The evening went quickly for Lucy. David's had a girl named Jane a year older than Lucy. So Lucy and Jane played. But Jane was so bossy! Lucy couldn't do anything right. She tried to play nicely but inside her heart, she felt hot pricks of anger.
Later she asked Mom, "Why is Jane so bossy? I don't like her!"
"Lucy," Mom spoke gently. "I think I just thought of the verse you need to practice. It's this one: 'Love your enemies; bless them that curse you; do good to them that hate you; and pray for them which despitefully use you and persecute you.'"
"But Mom! She acted ugly to Red and she broke one of my plates!" cried Lucy. "How can I love her?"
"What does the verse say?" asked Mother, sitting down and opening her Bible. "Love them, bless them, pray for them, do good to them.... Looks like you have your work all laid out for you, Lucy." Mother's eyes sparkled. "Who knows, Lucy? If you practice this verse, Jane might change and be nicer. Anyhow, it won't hurt to try. Want to?"
Lucy mumbled, "I guess so."
"Don't forget to ask God to help you," reminded Mom.
Days passed. Lucy nearly forgot her verse, but now and then she would see Jane and she'd wonder how she was ever going to love her. Jane loved to be the leader. She wanted to direct the games. She insisted she was right. Lucy played with other friends, so how could she practice on Jane?
That is what she asked Mom one night after supper.
"You can play in her group and get lots of practice," suggested mom, her eyes twinkling.
Lucy wrinkled her nose and sighed. Jane's group was just little ones because the bigger children didn't like to be bossed. But Lucy decided to try it. She had been praying for Jane, now maybe she could find a way to do good to her.
Next day Lucy walked slowly over to Jane's group. "Hi, Jane!" she called. "Can I play, too?"

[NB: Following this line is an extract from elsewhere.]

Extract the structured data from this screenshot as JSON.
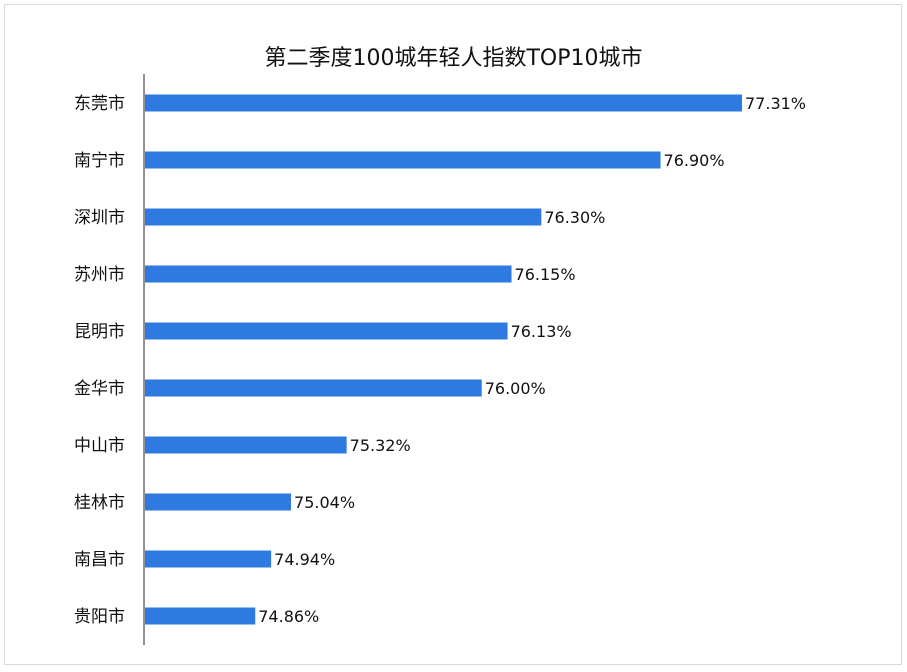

Jane's mouth dropped open. Then she smiled and said, "Oh, yes! Just take a spot there by Benny. We're playing 'Drop the Hanky'! It's our favorite, isn't it children?" All the children nodded eagerly and Lucy found her spot. As the game went on, Lucy had to actually admit that it was fun, even though Jane told everyone what to do.
"That was fun," Lucy said to Jane as they walked toward the school. "The little ones really like you, too, don't they?"
"Oh, yes!" exclaimed Jane. "I love little children." Then she lowered her voice. "Someday I'd like to be a teacher."
Lucy looked surprised. "Why I think you would make a really good teacher, Jane," she said sincerely.
Jane's eyes sparkled. "We'd better hurry or we will be tardy," she said and the two girls ran the rest of the way.
Lucy was all excited after school. "Mom," she called. "Mom, it worked! I did good to Jane! And it was even fun!" Then she told Mom what had happened. Mom smiled and nodded. "So Jane wants to be a teacher. That's a good thing to work toward."
"Yes," said Lucy. "And I think she'll be a good one. She loves little ones and they love her and she handles them really well."
"So you found something good about Jane, didn't you?" asked Mom.
"Yes," said Lucy. "I'm glad I did what you said. Now I can understand why Jane is the way she is, and I won't have such a hard time getting along with her. I'm glad I decided to practice Matthew 5:44."